PARAYI DEPOYA GETİR!

“Beş bin lirayı bir çantaya koy, Ayazağa’daki depoya getir. Polise haber verirsen kız ölür.” Replik hemen hemen hepsinde aynıdır. Dizilerde, filmlerde mutlaka kötülerle iyiler, çoğunlukla geceleri, şehrin ücra köşelerinde terk edilmiş depolarda kozlarını paylaşır. Dikkatli gözler, buraların hep aynı yerler olduğunu anlar. Mesela Beykoz kundura fabrikası, Ayazağa’daki depolar, Çatalca’daki köyler…  18 OCAK 2014 ZAMAN

paradepooo

Dizidir, filmdir illa olacak. Kahramanımız yani iyi adam, kötü adamlarla şehrin ücra köşelerinde terk edilmiş bir fabrikada veya depoda kozlarını paylaşacak! Öyle sadece vurdulu kırdılı mafya filmlerinde değil, mahalle dizilerinde, gençlik aşk dizilerinde bile bu sahne mutlaka var. Bir de hapse girmeler… O, mevzumuz değil. Mevzu, gerçekten kötü adamlarla iyi adamlar geceleri şehrin karanlık dehlizlerindeki depolarda heyecanlı buluşmalar yapıyor mu?
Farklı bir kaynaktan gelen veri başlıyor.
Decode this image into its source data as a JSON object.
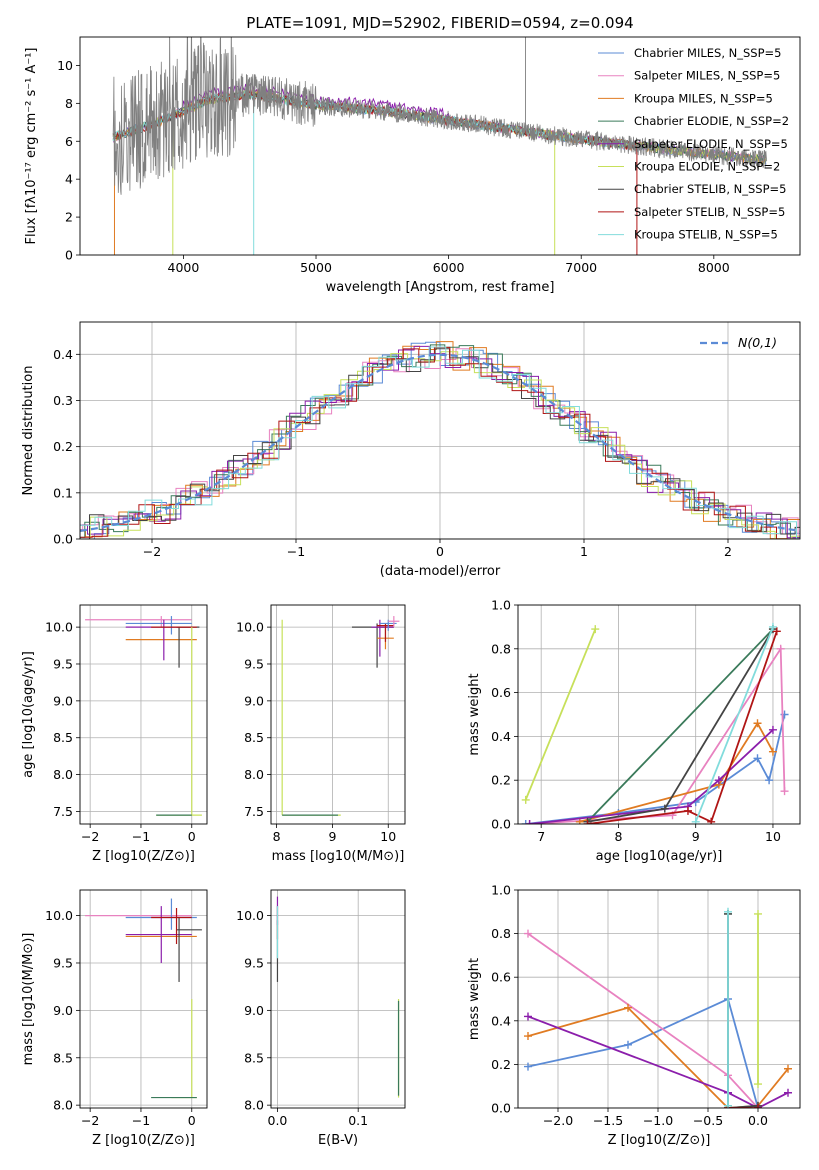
{
  "figure": {
    "title": "PLATE=1091, MJD=52902, FIBERID=0594, z=0.094"
  },
  "colors": {
    "Chabrier MILES": "#5b8bd6",
    "Salpeter MILES": "#e882c0",
    "Kroupa MILES": "#e07b22",
    "Chabrier ELODIE": "#3a7a5a",
    "Salpeter ELODIE": "#8b1eab",
    "Kroupa ELODIE": "#c7e05a",
    "Chabrier STELIB": "#444444",
    "Salpeter STELIB": "#b01515",
    "Kroupa STELIB": "#82dcdc",
    "data": "#808080",
    "normal": "#5b8bd6",
    "grid": "#b0b0b0"
  },
  "chart_data": [
    {
      "id": "spectrum",
      "type": "line",
      "xlabel": "wavelength [Angstrom, rest frame]",
      "ylabel": "Flux [fλ10⁻¹⁷ erg cm⁻² s⁻¹ A⁻¹]",
      "xlim": [
        3220,
        8650
      ],
      "ylim": [
        0,
        11.5
      ],
      "xticks": [
        4000,
        5000,
        6000,
        7000,
        8000
      ],
      "yticks": [
        0,
        2,
        4,
        6,
        8,
        10
      ],
      "grid": false,
      "legend_position": "top-right",
      "legend": [
        "Chabrier MILES, N_SSP=5",
        "Salpeter MILES, N_SSP=5",
        "Kroupa MILES, N_SSP=5",
        "Chabrier ELODIE, N_SSP=2",
        "Salpeter ELODIE, N_SSP=5",
        "Kroupa ELODIE, N_SSP=2",
        "Chabrier STELIB, N_SSP=5",
        "Salpeter STELIB, N_SSP=5",
        "Kroupa STELIB, N_SSP=5"
      ],
      "continuum_x": [
        3470,
        3600,
        3800,
        4000,
        4200,
        4500,
        5000,
        5500,
        6000,
        6500,
        7000,
        7500,
        8000,
        8400
      ],
      "continuum_y": [
        6.2,
        6.5,
        7.0,
        7.6,
        8.2,
        8.5,
        7.9,
        7.6,
        7.1,
        6.6,
        6.1,
        5.7,
        5.3,
        5.0
      ]
    },
    {
      "id": "residual_hist",
      "type": "bar",
      "xlabel": "(data-model)/error",
      "ylabel": "Normed distribution",
      "xlim": [
        -2.5,
        2.5
      ],
      "ylim": [
        0,
        0.47
      ],
      "xticks": [
        -2,
        -1,
        0,
        1,
        2
      ],
      "yticks": [
        0.0,
        0.1,
        0.2,
        0.3,
        0.4
      ],
      "grid": true,
      "legend_position": "top-right",
      "legend": [
        "N(0,1)"
      ]
    },
    {
      "id": "age_vs_Z",
      "type": "scatter",
      "xlabel": "Z [log10(Z/Z⊙)]",
      "ylabel": "age [log10(age/yr)]",
      "xlim": [
        -2.2,
        0.3
      ],
      "ylim": [
        7.33,
        10.3
      ],
      "xticks": [
        -2,
        -1,
        0
      ],
      "yticks": [
        7.5,
        8.0,
        8.5,
        9.0,
        9.5,
        10.0
      ],
      "grid": true
    },
    {
      "id": "age_vs_mass",
      "type": "scatter",
      "xlabel": "mass [log10(M/M⊙)]",
      "ylabel": "",
      "xlim": [
        7.9,
        10.3
      ],
      "ylim": [
        7.33,
        10.3
      ],
      "xticks": [
        8,
        9,
        10
      ],
      "yticks": [
        7.5,
        8.0,
        8.5,
        9.0,
        9.5,
        10.0
      ],
      "grid": true
    },
    {
      "id": "weight_vs_age",
      "type": "line",
      "xlabel": "age [log10(age/yr)]",
      "ylabel": "mass weight",
      "xlim": [
        6.7,
        10.35
      ],
      "ylim": [
        0,
        1.0
      ],
      "xticks": [
        7,
        8,
        9,
        10
      ],
      "yticks": [
        0.0,
        0.2,
        0.4,
        0.6,
        0.8,
        1.0
      ],
      "grid": true,
      "series": [
        {
          "name": "Chabrier MILES",
          "x": [
            6.8,
            8.0,
            9.0,
            9.8,
            9.95,
            10.15
          ],
          "y": [
            0.0,
            0.05,
            0.1,
            0.3,
            0.2,
            0.5
          ]
        },
        {
          "name": "Salpeter MILES",
          "x": [
            6.85,
            8.7,
            10.1,
            10.15
          ],
          "y": [
            0.0,
            0.04,
            0.8,
            0.15
          ]
        },
        {
          "name": "Kroupa MILES",
          "x": [
            7.5,
            9.3,
            9.8,
            10.0
          ],
          "y": [
            0.01,
            0.18,
            0.46,
            0.33
          ]
        },
        {
          "name": "Chabrier ELODIE",
          "x": [
            7.6,
            10.0
          ],
          "y": [
            0.01,
            0.89
          ]
        },
        {
          "name": "Salpeter ELODIE",
          "x": [
            6.85,
            8.9,
            9.3,
            10.0
          ],
          "y": [
            0.0,
            0.08,
            0.2,
            0.43
          ]
        },
        {
          "name": "Kroupa ELODIE",
          "x": [
            6.8,
            7.7
          ],
          "y": [
            0.11,
            0.89
          ]
        },
        {
          "name": "Chabrier STELIB",
          "x": [
            7.6,
            8.6,
            10.0
          ],
          "y": [
            0.01,
            0.07,
            0.89
          ]
        },
        {
          "name": "Salpeter STELIB",
          "x": [
            7.6,
            8.9,
            9.2,
            10.05
          ],
          "y": [
            0.0,
            0.06,
            0.01,
            0.88
          ]
        },
        {
          "name": "Kroupa STELIB",
          "x": [
            9.0,
            10.0
          ],
          "y": [
            0.01,
            0.9
          ]
        }
      ]
    },
    {
      "id": "mass_vs_Z",
      "type": "scatter",
      "xlabel": "Z [log10(Z/Z⊙)]",
      "ylabel": "mass [log10(M/M⊙)]",
      "xlim": [
        -2.2,
        0.3
      ],
      "ylim": [
        7.97,
        10.27
      ],
      "xticks": [
        -2,
        -1,
        0
      ],
      "yticks": [
        8.0,
        8.5,
        9.0,
        9.5,
        10.0
      ],
      "grid": true
    },
    {
      "id": "mass_vs_ebv",
      "type": "scatter",
      "xlabel": "E(B-V)",
      "ylabel": "",
      "xlim": [
        -0.008,
        0.158
      ],
      "ylim": [
        7.97,
        10.27
      ],
      "xticks": [
        0.0,
        0.1
      ],
      "yticks": [
        8.0,
        8.5,
        9.0,
        9.5,
        10.0
      ],
      "grid": true
    },
    {
      "id": "weight_vs_Z",
      "type": "line",
      "xlabel": "Z [log10(Z/Z⊙)]",
      "ylabel": "mass weight",
      "xlim": [
        -2.4,
        0.42
      ],
      "ylim": [
        0,
        1.0
      ],
      "xticks": [
        -2.0,
        -1.5,
        -1.0,
        -0.5,
        0.0
      ],
      "yticks": [
        0.0,
        0.2,
        0.4,
        0.6,
        0.8,
        1.0
      ],
      "grid": true,
      "series": [
        {
          "name": "Chabrier MILES",
          "x": [
            -2.3,
            -1.3,
            -0.3,
            0.0
          ],
          "y": [
            0.19,
            0.29,
            0.5,
            0.0
          ]
        },
        {
          "name": "Salpeter MILES",
          "x": [
            -2.3,
            -0.3,
            0.0
          ],
          "y": [
            0.8,
            0.15,
            0.0
          ]
        },
        {
          "name": "Kroupa MILES",
          "x": [
            -2.3,
            -1.3,
            -0.3,
            0.0,
            0.3
          ],
          "y": [
            0.33,
            0.46,
            0.0,
            0.01,
            0.18
          ]
        },
        {
          "name": "Chabrier ELODIE",
          "x": [
            -0.3,
            -0.3
          ],
          "y": [
            0.01,
            0.89
          ]
        },
        {
          "name": "Salpeter ELODIE",
          "x": [
            -2.3,
            -0.3,
            0.0,
            0.3
          ],
          "y": [
            0.42,
            0.07,
            0.0,
            0.07
          ]
        },
        {
          "name": "Kroupa ELODIE",
          "x": [
            0.0,
            0.0
          ],
          "y": [
            0.11,
            0.89
          ]
        },
        {
          "name": "Chabrier STELIB",
          "x": [
            -0.3,
            -0.3,
            0.0
          ],
          "y": [
            0.89,
            0.0,
            0.01
          ]
        },
        {
          "name": "Salpeter STELIB",
          "x": [
            -0.3,
            0.0
          ],
          "y": [
            0.0,
            0.0
          ]
        },
        {
          "name": "Kroupa STELIB",
          "x": [
            -0.3,
            -0.3
          ],
          "y": [
            0.01,
            0.9
          ]
        }
      ]
    }
  ]
}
Tenhalarda, polisin-jandarmanın çok dolaşmadığı yerlerde karanlık işler yaptıkları doğru. Prodüktör Özkan Koşar, “Senaristlerin hayal dünyasını yansıtıyoruz. Onlar da kötü olayların, şehrin dışında tenhalarda olduğunu varsayarak senaryoyu kaleme alıyor. Bizler de ona uygun mekân arıyoruz. Bu da İstanbul’da, genellikle de Beykoz, Tuzla ve Çatalca köyleri, ormanlık alanlar ve buralardaki terk edilmiş depo ve fabrikalar oluyor.” diyor.

UUUUk

Dizilerde de genellikle aynı mekânlar kullanılıyor. Dikkatli bir izleyiciyseniz, bir dizide gördüğünüz mekânı diğerinde de görünce tanırsınız. Nitekim mekân ayarlaması yapan prodüktörler âleminde kimsenin bilmediği bir depoyu, fabrikayı bulmak pek itibarlı bir iş. Mekânın namı kulaktan kulağa yayılır, zamanla burası bir film platosuna dönüşürmüş. Beykoz Kundura Fabrikası mesela. Burası adeta dizi cenneti. Fabrikada o kadar çok dizi ve film çekimi yapılıyor ki, burayı satın alan Yıldırım Holding, doğal film platosu olarak korumaya almış. Eskimiş görüntüsünde hiçbir değişiklik yapmıyor, hatta özellikle muhafaza ediyor ve dizi, film, klip, moda çekimlerine kiraya veriyor. İçeriye girmek yasak. Hangi dizi ekibinden izin alırsanız sizi sadece o dizinin setine götürüyorlar. Diğerlerini görmek, şöyle fabrikada gezeyim demek mümkün değil.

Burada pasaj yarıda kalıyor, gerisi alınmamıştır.